Computer program learns language rules and composes sentences, all without outside help. Never linked this interesting article on "ADIOS" back when I first came across it.
"The algorithm... for language learning and processing that we have developed can take a body of text, abstract from it a collection of recurring patterns or rules and then generate new material," explained Shimon Edelman... "This is the first time an unsupervised algorithm is shown capable of learning complex syntax, generating grammatical new sentences and proving useful in other fields that call for structure discovery from raw data, such as bioinformatics," he said.
Unlike previous attempts at developing computer algorithms for language learning, the new method, called Automatic Distillation of Structure (ADIOS), successfully identifies complex patterns in raw texts.

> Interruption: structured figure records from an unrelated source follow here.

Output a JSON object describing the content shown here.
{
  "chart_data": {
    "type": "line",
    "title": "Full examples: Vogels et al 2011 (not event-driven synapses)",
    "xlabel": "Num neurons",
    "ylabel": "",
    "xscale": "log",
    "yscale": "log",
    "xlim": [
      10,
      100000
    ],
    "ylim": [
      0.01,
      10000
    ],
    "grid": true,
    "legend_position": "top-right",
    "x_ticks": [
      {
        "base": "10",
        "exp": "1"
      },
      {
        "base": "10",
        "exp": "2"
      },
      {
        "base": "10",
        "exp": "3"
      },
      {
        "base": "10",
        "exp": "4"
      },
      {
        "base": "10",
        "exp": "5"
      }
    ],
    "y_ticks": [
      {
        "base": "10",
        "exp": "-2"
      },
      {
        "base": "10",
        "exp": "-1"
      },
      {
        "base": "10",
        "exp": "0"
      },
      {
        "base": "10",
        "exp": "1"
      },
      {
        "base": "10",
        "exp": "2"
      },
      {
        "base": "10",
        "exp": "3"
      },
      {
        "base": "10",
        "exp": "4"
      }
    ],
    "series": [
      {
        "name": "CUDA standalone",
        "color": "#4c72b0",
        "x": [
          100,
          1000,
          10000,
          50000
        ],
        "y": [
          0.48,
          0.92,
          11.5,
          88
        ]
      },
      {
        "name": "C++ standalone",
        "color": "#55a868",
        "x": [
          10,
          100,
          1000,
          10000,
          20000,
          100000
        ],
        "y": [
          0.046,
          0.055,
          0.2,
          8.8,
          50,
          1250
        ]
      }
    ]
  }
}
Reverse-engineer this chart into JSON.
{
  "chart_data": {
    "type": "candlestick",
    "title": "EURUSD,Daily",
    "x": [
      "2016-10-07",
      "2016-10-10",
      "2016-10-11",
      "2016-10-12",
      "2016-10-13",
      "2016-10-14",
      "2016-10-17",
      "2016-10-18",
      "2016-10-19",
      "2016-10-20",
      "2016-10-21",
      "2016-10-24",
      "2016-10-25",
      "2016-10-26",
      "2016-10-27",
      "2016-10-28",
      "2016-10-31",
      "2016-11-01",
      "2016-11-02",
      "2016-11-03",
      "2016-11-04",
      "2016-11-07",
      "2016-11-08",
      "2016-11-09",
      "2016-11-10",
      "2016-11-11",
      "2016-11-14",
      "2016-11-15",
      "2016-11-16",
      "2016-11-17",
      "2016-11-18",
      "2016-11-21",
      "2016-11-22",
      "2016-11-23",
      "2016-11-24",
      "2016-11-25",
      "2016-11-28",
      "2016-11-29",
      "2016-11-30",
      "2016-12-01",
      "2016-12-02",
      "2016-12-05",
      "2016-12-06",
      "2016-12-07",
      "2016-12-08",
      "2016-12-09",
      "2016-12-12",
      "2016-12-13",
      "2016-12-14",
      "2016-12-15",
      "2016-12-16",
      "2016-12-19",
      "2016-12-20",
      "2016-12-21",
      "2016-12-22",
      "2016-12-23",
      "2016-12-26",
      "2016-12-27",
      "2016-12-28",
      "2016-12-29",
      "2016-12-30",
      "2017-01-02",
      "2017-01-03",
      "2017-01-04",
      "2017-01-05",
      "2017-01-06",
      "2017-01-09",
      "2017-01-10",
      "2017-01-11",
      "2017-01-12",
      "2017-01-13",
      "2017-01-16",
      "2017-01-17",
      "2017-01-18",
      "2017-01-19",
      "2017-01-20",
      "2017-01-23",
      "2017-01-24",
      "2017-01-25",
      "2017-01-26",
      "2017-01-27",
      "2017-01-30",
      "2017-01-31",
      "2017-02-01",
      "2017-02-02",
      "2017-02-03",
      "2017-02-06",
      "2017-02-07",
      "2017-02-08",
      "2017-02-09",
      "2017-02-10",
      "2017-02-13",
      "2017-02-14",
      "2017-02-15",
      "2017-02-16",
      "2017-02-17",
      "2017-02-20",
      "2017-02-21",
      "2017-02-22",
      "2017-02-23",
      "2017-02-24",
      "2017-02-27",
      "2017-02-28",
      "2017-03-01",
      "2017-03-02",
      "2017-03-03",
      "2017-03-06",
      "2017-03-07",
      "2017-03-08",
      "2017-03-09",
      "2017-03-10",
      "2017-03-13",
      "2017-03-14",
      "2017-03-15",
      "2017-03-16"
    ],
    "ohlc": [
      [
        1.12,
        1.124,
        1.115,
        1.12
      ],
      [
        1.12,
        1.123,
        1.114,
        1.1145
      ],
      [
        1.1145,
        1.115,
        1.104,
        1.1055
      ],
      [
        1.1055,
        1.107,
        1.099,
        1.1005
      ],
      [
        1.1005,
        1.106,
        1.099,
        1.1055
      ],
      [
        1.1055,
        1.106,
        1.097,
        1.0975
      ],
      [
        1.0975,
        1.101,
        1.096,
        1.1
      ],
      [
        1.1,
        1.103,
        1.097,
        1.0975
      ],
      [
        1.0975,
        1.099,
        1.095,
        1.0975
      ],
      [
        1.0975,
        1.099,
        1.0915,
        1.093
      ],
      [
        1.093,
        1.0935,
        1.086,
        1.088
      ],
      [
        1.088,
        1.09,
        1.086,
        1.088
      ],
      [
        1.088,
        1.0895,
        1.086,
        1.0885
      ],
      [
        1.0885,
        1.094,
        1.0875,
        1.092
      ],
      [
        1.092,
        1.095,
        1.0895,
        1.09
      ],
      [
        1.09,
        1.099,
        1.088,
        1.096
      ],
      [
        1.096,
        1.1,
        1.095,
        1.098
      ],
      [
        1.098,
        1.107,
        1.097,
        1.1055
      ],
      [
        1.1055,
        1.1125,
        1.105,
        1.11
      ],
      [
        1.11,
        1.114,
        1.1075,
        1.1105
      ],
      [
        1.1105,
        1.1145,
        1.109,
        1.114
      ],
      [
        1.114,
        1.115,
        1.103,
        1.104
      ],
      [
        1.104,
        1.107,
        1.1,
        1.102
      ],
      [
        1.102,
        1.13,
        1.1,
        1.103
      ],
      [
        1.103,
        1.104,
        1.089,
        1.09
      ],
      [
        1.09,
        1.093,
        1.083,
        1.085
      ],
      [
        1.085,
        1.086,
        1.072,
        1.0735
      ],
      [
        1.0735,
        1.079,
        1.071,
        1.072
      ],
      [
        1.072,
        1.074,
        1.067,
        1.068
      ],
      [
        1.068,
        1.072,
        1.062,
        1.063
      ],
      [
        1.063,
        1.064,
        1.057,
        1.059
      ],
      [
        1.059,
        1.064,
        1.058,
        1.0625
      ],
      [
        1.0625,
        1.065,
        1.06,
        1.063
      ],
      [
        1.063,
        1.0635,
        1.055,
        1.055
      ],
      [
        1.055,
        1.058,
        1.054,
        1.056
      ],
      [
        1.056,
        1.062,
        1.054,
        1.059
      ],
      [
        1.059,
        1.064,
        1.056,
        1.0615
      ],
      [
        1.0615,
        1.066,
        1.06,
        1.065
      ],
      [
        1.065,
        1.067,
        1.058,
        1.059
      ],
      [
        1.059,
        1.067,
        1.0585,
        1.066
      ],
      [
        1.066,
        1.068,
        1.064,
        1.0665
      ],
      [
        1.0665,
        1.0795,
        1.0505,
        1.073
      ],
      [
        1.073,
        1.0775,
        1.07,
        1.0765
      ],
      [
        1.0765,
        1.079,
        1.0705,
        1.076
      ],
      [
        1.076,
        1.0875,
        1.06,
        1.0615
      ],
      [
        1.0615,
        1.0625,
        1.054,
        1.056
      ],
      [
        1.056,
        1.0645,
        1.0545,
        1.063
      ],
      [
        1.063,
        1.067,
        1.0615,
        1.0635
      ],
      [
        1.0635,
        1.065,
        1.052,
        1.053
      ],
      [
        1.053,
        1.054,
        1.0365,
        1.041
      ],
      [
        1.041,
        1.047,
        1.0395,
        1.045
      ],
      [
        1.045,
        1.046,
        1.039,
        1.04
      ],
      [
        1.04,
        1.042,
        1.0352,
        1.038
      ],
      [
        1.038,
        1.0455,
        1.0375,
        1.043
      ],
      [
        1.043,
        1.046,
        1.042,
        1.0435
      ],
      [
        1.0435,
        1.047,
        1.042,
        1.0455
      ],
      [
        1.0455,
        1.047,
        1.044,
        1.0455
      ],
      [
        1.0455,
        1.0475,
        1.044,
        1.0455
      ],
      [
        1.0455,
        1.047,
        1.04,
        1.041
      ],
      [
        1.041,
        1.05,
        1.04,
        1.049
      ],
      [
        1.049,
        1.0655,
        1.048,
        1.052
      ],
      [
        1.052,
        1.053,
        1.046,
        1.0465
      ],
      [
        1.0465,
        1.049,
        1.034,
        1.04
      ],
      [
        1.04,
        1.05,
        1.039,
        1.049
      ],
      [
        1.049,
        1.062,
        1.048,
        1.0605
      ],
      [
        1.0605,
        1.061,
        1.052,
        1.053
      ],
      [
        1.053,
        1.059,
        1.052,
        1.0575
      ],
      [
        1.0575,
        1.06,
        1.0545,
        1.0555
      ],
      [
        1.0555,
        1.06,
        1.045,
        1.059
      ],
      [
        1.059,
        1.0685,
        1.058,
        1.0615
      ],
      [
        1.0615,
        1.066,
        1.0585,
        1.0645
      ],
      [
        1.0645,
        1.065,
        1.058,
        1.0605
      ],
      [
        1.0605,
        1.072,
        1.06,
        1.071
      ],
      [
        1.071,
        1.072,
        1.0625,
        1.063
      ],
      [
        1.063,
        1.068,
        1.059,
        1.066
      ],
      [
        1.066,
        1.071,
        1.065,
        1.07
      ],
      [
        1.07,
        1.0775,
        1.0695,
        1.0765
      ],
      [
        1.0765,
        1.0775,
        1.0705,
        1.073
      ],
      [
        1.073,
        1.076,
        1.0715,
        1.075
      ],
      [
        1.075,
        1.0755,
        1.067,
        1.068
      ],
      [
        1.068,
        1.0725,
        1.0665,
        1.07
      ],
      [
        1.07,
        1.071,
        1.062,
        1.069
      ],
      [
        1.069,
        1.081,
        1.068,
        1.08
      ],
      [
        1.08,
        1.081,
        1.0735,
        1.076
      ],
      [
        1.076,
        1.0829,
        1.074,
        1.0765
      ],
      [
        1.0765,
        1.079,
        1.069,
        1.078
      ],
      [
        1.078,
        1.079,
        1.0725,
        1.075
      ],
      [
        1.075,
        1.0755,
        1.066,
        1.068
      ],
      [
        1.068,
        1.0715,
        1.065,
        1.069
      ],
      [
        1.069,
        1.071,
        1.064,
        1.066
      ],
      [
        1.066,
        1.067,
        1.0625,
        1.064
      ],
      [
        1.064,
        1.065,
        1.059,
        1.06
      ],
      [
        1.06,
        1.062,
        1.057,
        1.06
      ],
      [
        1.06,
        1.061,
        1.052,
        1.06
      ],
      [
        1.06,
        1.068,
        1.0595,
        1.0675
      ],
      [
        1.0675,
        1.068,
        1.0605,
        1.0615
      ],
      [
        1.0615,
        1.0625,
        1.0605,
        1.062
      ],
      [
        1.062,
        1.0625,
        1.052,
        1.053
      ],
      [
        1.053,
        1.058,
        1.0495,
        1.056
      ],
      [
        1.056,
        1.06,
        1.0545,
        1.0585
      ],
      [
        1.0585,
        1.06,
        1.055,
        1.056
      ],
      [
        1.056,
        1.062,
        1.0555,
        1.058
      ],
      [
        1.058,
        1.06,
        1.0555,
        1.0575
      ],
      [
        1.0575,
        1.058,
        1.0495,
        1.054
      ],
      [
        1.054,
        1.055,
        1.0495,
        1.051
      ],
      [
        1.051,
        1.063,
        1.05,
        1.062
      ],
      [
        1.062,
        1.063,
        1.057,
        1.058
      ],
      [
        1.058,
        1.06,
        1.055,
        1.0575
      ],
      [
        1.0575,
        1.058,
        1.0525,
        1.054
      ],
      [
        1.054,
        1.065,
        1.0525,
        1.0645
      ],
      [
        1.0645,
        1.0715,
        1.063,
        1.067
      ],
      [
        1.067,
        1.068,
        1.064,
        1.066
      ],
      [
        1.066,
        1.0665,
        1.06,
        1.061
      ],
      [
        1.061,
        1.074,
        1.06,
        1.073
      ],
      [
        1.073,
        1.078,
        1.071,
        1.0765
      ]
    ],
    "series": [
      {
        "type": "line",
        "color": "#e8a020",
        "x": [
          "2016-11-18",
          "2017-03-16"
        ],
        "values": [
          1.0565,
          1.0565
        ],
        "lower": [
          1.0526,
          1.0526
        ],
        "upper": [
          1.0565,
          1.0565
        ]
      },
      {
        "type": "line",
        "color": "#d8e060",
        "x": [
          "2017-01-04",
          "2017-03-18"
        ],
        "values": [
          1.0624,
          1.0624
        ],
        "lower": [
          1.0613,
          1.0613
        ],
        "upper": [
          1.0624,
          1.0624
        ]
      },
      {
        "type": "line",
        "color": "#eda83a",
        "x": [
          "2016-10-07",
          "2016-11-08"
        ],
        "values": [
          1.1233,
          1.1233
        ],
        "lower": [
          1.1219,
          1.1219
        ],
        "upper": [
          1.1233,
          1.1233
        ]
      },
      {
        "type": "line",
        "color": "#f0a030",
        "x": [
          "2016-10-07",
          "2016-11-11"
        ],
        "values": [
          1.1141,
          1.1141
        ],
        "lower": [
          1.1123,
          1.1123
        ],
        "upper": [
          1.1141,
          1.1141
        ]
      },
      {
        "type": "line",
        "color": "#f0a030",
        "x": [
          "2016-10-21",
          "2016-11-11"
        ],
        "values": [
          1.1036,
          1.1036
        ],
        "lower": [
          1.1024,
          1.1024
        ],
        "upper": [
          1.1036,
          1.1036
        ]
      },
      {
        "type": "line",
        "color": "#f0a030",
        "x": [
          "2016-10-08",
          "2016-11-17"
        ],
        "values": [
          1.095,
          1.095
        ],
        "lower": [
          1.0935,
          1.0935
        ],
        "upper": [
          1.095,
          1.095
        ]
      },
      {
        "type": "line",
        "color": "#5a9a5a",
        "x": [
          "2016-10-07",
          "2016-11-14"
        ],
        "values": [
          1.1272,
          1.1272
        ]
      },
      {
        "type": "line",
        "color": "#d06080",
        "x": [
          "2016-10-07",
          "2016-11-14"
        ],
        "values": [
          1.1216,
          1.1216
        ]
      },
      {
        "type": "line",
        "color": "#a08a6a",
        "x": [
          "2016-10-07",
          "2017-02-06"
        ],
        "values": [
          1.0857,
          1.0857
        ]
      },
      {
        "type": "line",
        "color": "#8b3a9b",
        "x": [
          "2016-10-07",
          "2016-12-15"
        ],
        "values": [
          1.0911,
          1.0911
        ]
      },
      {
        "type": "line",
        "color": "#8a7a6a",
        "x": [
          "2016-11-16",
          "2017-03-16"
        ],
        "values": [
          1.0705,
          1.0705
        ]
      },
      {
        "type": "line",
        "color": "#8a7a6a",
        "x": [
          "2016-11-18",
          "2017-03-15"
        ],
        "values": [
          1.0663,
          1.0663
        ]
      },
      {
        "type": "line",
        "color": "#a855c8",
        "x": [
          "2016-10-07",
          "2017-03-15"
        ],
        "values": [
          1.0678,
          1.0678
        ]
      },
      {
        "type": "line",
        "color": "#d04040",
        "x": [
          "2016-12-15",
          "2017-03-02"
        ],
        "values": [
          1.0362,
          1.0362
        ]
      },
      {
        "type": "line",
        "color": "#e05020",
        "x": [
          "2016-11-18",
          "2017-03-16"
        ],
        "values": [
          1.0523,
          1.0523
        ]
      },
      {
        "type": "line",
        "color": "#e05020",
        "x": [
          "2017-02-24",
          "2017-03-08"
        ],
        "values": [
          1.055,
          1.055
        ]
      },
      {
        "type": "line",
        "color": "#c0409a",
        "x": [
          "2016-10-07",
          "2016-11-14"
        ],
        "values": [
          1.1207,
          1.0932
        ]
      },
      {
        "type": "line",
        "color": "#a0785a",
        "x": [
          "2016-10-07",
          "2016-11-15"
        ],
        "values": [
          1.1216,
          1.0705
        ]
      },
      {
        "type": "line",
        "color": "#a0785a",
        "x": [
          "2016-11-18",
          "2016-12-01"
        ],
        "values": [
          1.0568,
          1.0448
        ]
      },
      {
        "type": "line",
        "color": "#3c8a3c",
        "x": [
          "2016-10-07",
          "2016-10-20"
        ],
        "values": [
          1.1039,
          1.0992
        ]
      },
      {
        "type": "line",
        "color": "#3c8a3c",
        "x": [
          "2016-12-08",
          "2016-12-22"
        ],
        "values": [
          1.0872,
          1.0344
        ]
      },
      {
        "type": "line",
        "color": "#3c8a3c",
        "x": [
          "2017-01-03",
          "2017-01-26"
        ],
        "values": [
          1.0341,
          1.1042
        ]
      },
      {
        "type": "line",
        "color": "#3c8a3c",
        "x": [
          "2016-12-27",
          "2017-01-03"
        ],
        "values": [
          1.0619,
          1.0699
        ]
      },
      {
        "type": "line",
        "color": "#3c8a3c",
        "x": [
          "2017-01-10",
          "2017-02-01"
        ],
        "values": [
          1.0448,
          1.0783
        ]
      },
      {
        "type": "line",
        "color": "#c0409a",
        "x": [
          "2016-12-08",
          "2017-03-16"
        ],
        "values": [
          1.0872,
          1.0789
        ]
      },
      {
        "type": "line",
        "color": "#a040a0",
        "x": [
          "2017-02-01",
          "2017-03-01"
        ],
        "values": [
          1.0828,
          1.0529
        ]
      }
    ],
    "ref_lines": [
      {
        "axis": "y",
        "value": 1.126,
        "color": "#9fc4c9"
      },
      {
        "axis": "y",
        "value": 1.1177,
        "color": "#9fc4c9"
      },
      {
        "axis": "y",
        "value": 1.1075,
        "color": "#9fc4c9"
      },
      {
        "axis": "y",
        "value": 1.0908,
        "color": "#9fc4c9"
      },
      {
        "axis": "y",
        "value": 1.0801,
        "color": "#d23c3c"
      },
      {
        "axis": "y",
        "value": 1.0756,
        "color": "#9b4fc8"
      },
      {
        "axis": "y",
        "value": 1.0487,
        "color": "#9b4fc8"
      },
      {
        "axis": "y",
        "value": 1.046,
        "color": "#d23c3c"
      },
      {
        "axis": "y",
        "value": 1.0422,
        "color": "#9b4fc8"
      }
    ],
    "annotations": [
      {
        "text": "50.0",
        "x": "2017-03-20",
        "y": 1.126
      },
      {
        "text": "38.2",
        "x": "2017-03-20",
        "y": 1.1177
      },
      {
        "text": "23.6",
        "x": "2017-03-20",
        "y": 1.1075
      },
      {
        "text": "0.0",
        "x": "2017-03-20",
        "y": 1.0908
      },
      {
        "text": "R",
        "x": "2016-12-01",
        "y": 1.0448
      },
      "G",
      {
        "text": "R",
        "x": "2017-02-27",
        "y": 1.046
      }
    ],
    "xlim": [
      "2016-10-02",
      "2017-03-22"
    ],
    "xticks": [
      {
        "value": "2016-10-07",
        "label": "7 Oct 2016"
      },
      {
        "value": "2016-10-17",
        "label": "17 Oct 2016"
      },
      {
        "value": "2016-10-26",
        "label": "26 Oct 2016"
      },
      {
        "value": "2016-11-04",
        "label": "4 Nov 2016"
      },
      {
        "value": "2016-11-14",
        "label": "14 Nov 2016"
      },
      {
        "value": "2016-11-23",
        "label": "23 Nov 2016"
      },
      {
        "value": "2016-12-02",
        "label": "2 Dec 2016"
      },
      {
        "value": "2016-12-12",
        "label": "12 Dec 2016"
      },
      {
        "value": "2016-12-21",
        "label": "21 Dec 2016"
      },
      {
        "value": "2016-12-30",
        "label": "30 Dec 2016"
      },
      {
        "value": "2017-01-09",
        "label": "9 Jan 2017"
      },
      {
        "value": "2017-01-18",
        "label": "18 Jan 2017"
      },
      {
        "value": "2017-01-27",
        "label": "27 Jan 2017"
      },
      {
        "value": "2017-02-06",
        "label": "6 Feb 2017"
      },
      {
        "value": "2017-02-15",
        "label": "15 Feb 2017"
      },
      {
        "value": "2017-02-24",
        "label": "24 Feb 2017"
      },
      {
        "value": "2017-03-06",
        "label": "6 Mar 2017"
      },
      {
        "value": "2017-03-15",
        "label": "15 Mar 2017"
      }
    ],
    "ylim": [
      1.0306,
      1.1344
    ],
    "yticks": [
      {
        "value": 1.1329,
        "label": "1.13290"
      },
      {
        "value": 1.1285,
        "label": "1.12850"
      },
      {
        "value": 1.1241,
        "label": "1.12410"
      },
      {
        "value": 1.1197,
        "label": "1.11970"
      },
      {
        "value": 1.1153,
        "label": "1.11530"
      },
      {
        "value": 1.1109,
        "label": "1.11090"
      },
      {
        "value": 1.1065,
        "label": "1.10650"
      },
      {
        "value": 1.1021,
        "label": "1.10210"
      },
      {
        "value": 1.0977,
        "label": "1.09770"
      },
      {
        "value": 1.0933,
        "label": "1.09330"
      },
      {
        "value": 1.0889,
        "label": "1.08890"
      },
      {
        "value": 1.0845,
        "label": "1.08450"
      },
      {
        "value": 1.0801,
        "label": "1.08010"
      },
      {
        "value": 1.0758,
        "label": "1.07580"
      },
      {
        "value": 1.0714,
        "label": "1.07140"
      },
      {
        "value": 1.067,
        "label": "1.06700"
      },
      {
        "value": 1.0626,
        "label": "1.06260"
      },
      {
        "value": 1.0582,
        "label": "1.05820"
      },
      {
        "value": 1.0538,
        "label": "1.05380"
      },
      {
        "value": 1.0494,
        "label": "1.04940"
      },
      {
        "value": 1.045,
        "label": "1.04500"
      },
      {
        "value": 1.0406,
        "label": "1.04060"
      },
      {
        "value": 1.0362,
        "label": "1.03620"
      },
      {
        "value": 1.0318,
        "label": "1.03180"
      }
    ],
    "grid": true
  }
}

The algorithm discovers the patterns by repeatedly aligning sentences and looking for overlapping parts.
For example, the sentences I would like to book a first-class flight to Chicago, I want to book a first-class flight to Boston and Book a first-class flight for me, please may give rise to the pattern book a first-class flight -- if this candidate pattern passes the novel statistical significance test that is the core of the algorithm.
If the system also encounters the sentences I need to book a direct flight from New York to Tel Aviv and I would like to book an economy flight, it may infer that the phrases first-class, direct and economy are equivalent in the context of the new pattern. "Because such equivalence sets can contain other patterns -- in turn containing further patterns, and so on -- the resulting body of knowledge grows recursively, as a sort of forest of branching trees of possibilities," said Edelman.
The ADIOS homepage appears to be down at the moment. Update: up now.
Did you see that it has applications for bioinformatics also?